When samples contain large quantities of non-volatile materials, they can be difficult to remove from the GC system leading to column degradation and poor analytical performance. The answer is to remove the volatile organic compounds from the sample matrix.
The removal of the volatiles can involve several preparation steps to extract the required materials from the non-volatiles. This costs time and money. Headspace analysis can be the simplest and cheapest method to sample the volatile materials.
How it Works
The principle of headspace analysis is quite straightforward. The sample, a solid or liquid, is placed in a vial with a dilution solvent, sealed and mixed thoroughly. Room must be left in the vial — the headspace — for the volatile components of the sample matrix to escape from the sample. As the volatile components diffuse into the headspace, an equilibrium is set-up. A sample of the headspace is taken and analysed using a standard GC set-up.

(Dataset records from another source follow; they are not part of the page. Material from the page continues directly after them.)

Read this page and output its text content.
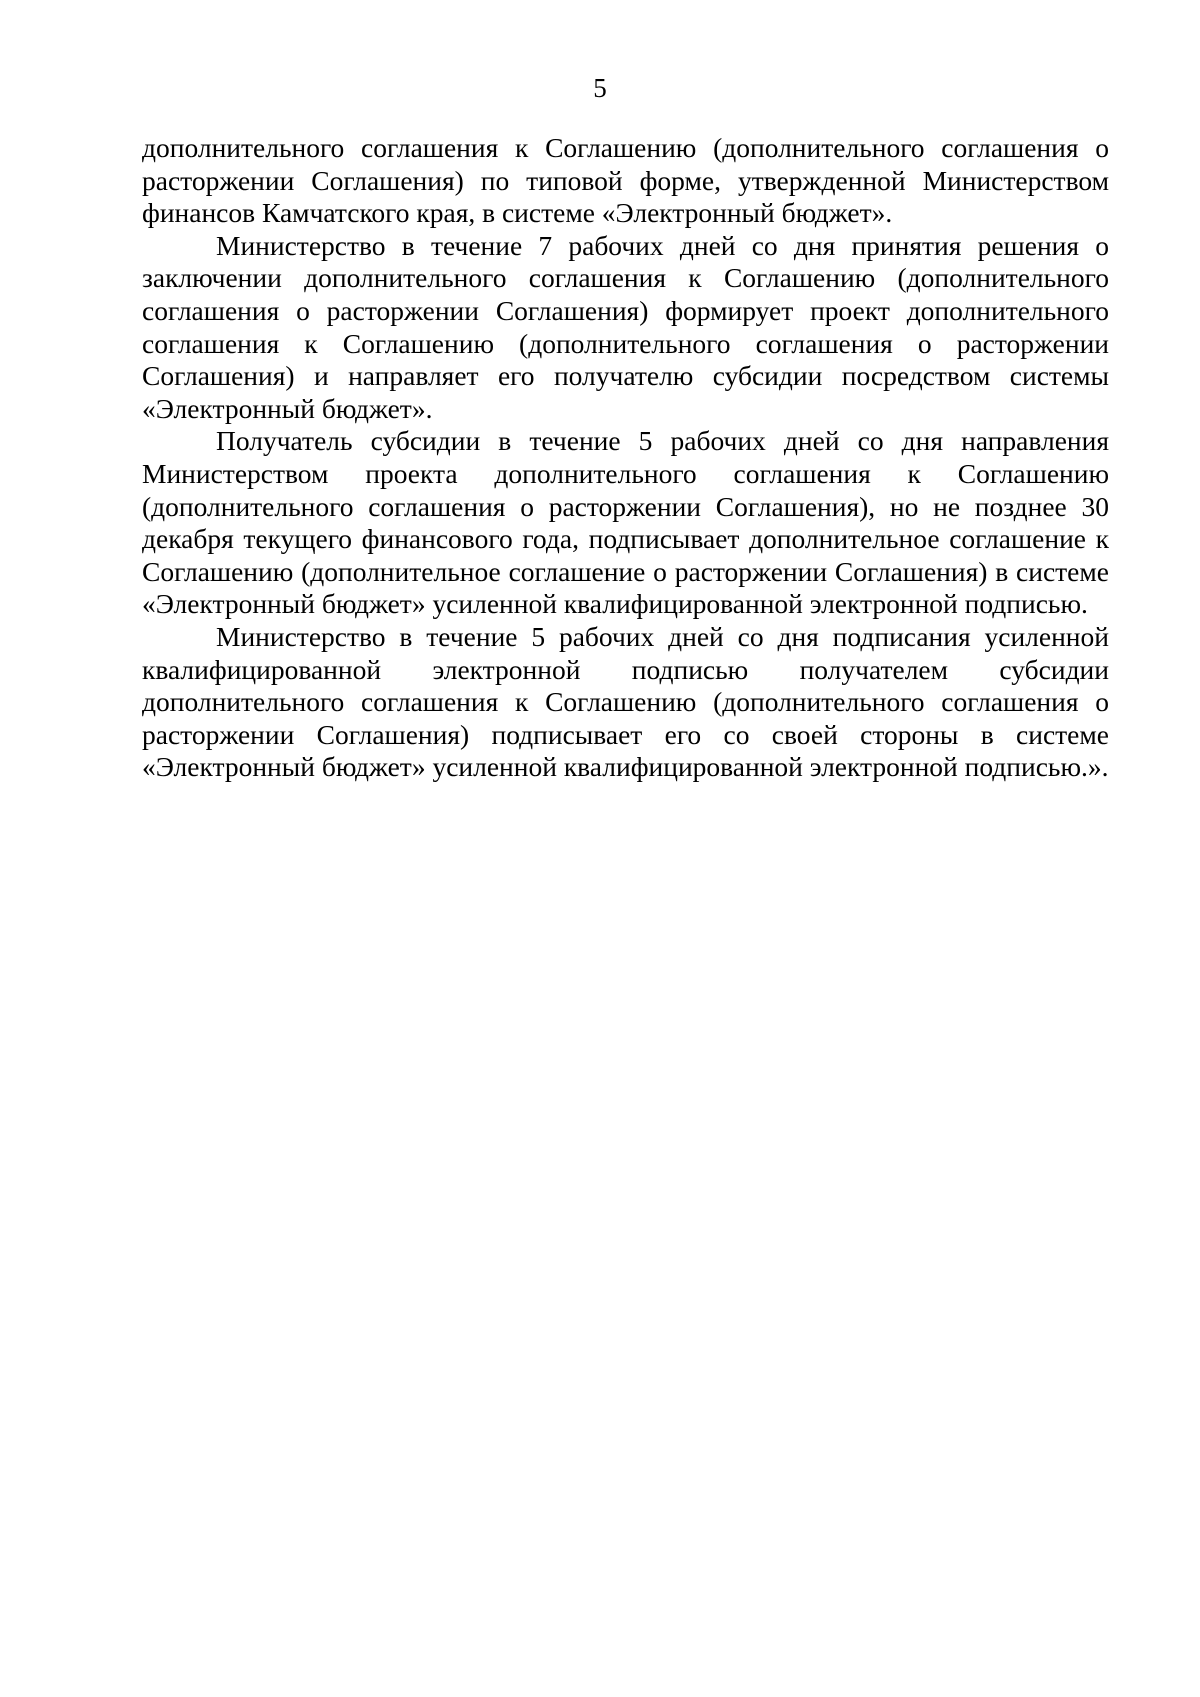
5

дополнительного соглашения к Соглашению (дополнительного соглашения о расторжении Соглашения) по типовой форме, утвержденной Министерством финансов Камчатского края, в системе «Электронный бюджет».

Министерство в течение 7 рабочих дней со дня принятия решения о заключении дополнительного соглашения к Соглашению (дополнительного соглашения о расторжении Соглашения) формирует проект дополнительного соглашения к Соглашению (дополнительного соглашения о расторжении Соглашения) и направляет его получателю субсидии посредством системы «Электронный бюджет».

Получатель субсидии в течение 5 рабочих дней со дня направления Министерством проекта дополнительного соглашения к Соглашению (дополнительного соглашения о расторжении Соглашения), но не позднее 30 декабря текущего финансового года, подписывает дополнительное соглашение к Соглашению (дополнительное соглашение о расторжении Соглашения) в системе «Электронный бюджет» усиленной квалифицированной электронной подписью.

Министерство в течение 5 рабочих дней со дня подписания усиленной квалифицированной электронной подписью получателем субсидии дополнительного соглашения к Соглашению (дополнительного соглашения о расторжении Соглашения) подписывает его со своей стороны в системе «Электронный бюджет» усиленной квалифицированной электронной подписью.».
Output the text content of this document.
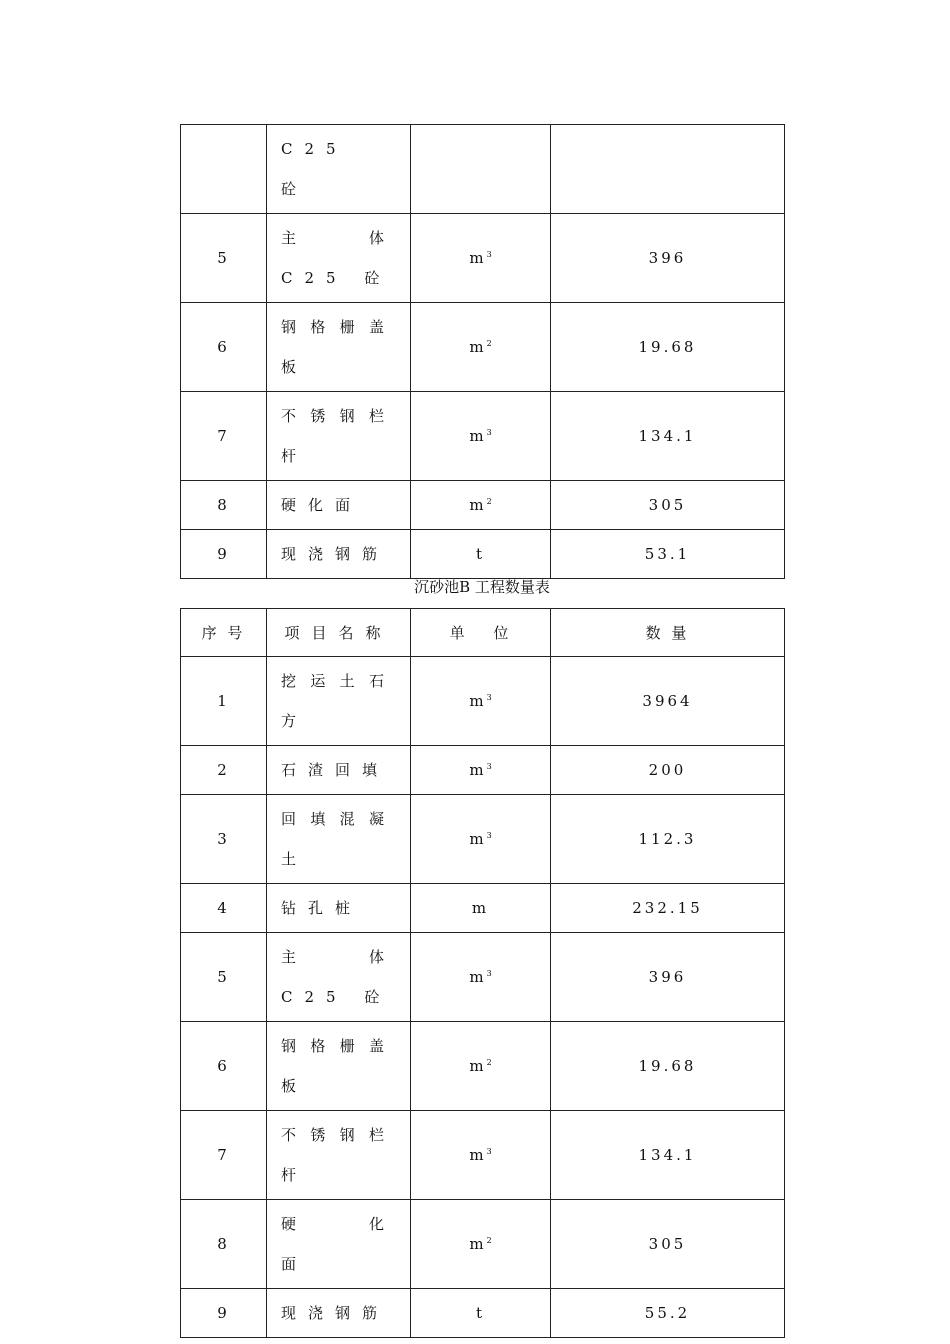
	C25　砼		
5	主体　C25 砼	$m^3$	396
6	钢格栅盖板	$m^2$	19.68
7	不锈钢栏杆	$m^3$	134.1
8	硬化面	$m^2$	305
9	现浇钢筋	t	53.1
沉砂池B 工程数量表
序 号	项目名称	单　 位	数 量
1	挖运土石方	$m^3$	3964
2	石渣回填	$m^3$	200
3	回填混凝土	$m^3$	112.3
4	钻孔桩	m	232.15
5	主体　C25 砼	$m^3$	396
6	钢格栅盖板	$m^2$	19.68
7	不锈钢栏杆	$m^3$	134.1
8	硬　化　面	$m^2$	305
9	现浇钢筋	t	55.2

The concentration of the volatile components in the headspace should be maximised — as this is the part that is sampled and analysed. To maximise the concentration of the volatiles, the partition coefficient for the volatile component in the relevant solvent/air system is used.
The partition coefficient (K) is simply the ratio of the analyte concentration in the sample (cs) and the analyte concentration in the gas phase (cg), so K = cs / cg. This means that:
- Compounds with low K values have a higher concentration in the gas phase.

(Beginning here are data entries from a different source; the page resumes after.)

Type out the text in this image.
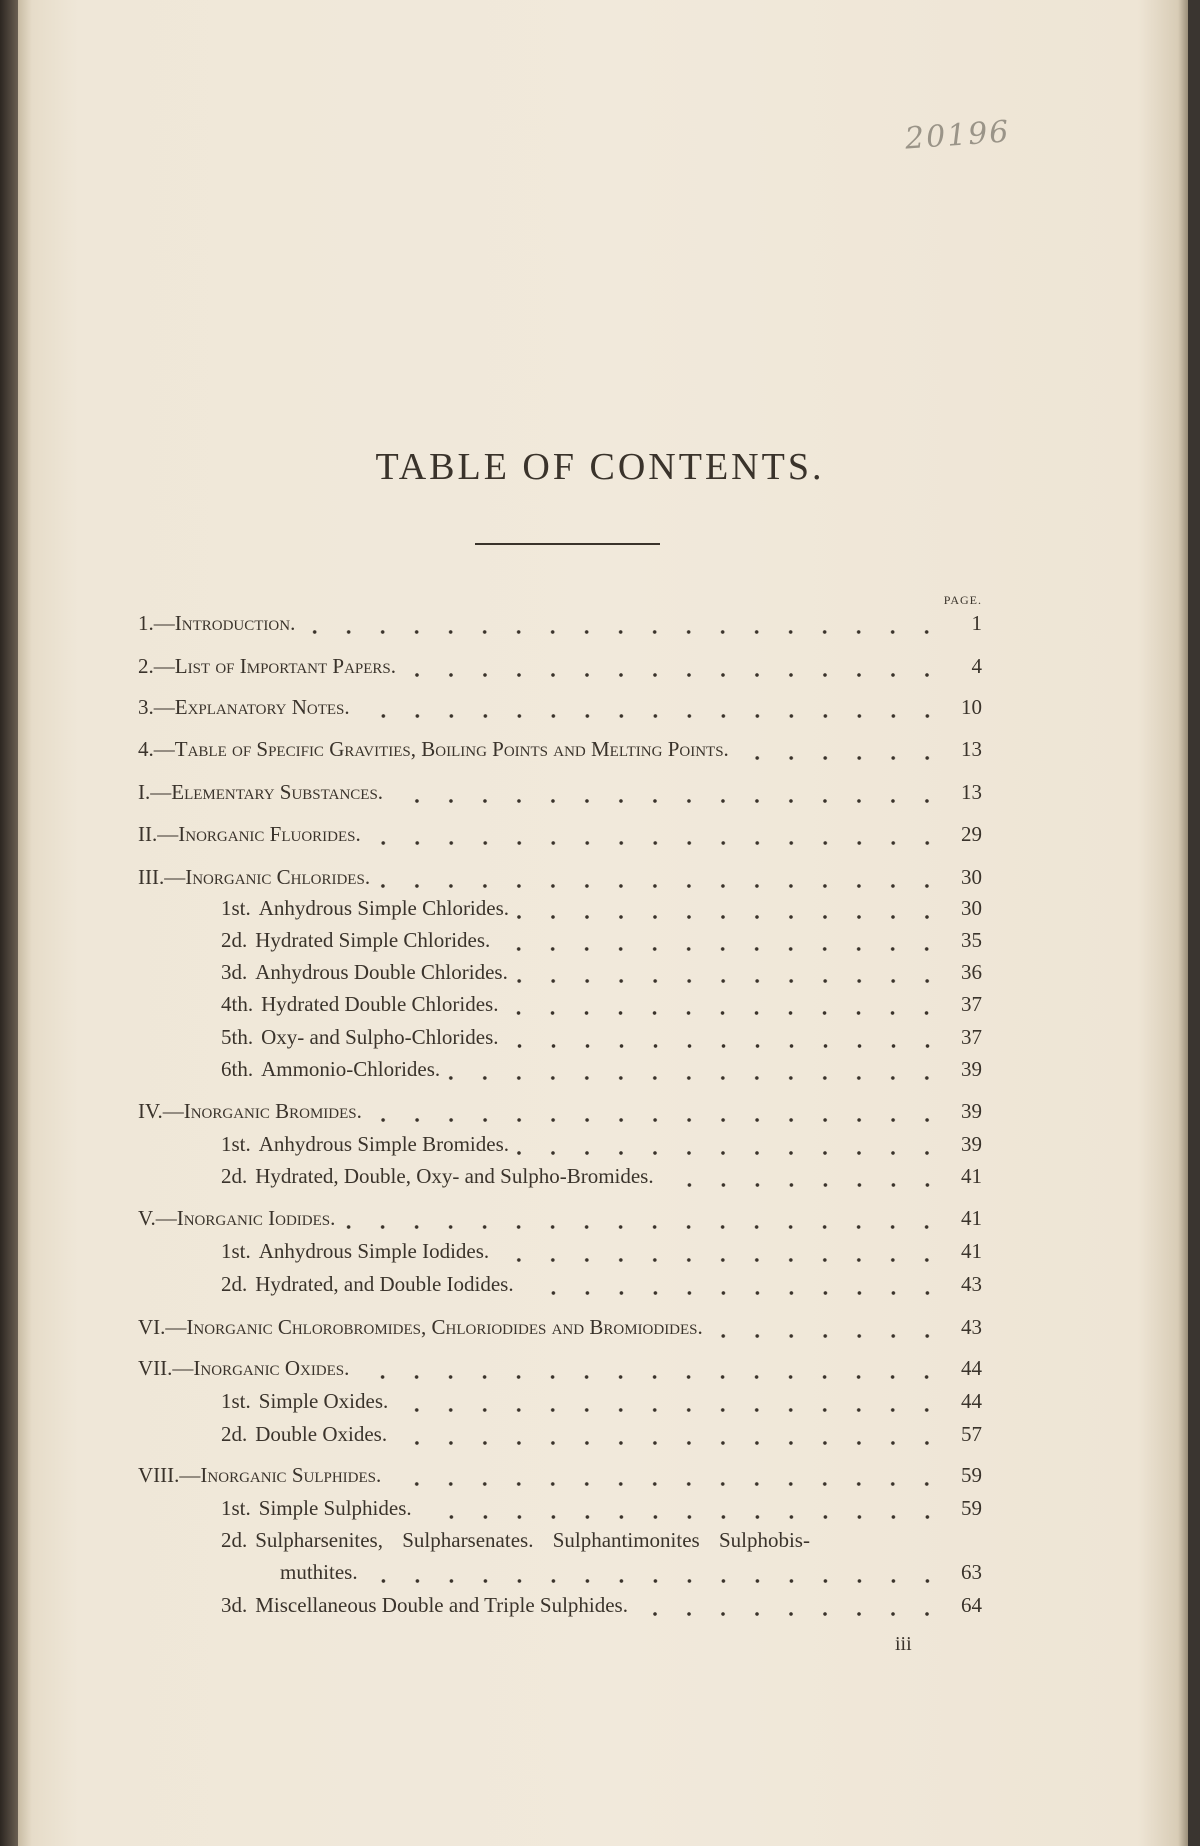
20196
TABLE OF CONTENTS.
PAGE.
1.—Introduction.	1
2.—List of Important Papers.	4
3.—Explanatory Notes.	10
4.—Table of Specific Gravities, Boiling Points and Melting Points.	13
I.—Elementary Substances.	13
II.—Inorganic Fluorides.	29
III.—Inorganic Chlorides.	30
1st. Anhydrous Simple Chlorides.	30
2d. Hydrated Simple Chlorides.	35
3d. Anhydrous Double Chlorides.	36
4th. Hydrated Double Chlorides.	37
5th. Oxy- and Sulpho-Chlorides.	37
6th. Ammonio-Chlorides.	39
IV.—Inorganic Bromides.	39
1st. Anhydrous Simple Bromides.	39
2d. Hydrated, Double, Oxy- and Sulpho-Bromides.	41
V.—Inorganic Iodides.	41
1st. Anhydrous Simple Iodides.	41
2d. Hydrated, and Double Iodides.	43
VI.—Inorganic Chlorobromides, Chloriodides and Bromiodides.	43
VII.—Inorganic Oxides.	44
1st. Simple Oxides.	44
2d. Double Oxides.	57
VIII.—Inorganic Sulphides.	59
1st. Simple Sulphides.	59
2d. Sulpharsenites, Sulpharsenates. Sulphantimonites Sulphobis-
muthites.	63
3d. Miscellaneous Double and Triple Sulphides.	64
iii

- Compounds with high K values partition less readily into the gas phase.
- The partition coefficient can be altered by changing the temperature or adding inorganic salts to the sample mix.
- The volume of sample used and the volume of the headspace also affect the partition value. This ratio is known as the phase volume.
For alcohol in blood — no significant preparation is required. A sample of 100µL of blood is added to 1 mL of internal standard, usually propanol, in a 20 mL headspace vial.
A simple process sometimes used in tragic circumstances. Don’t add your name to the statistics.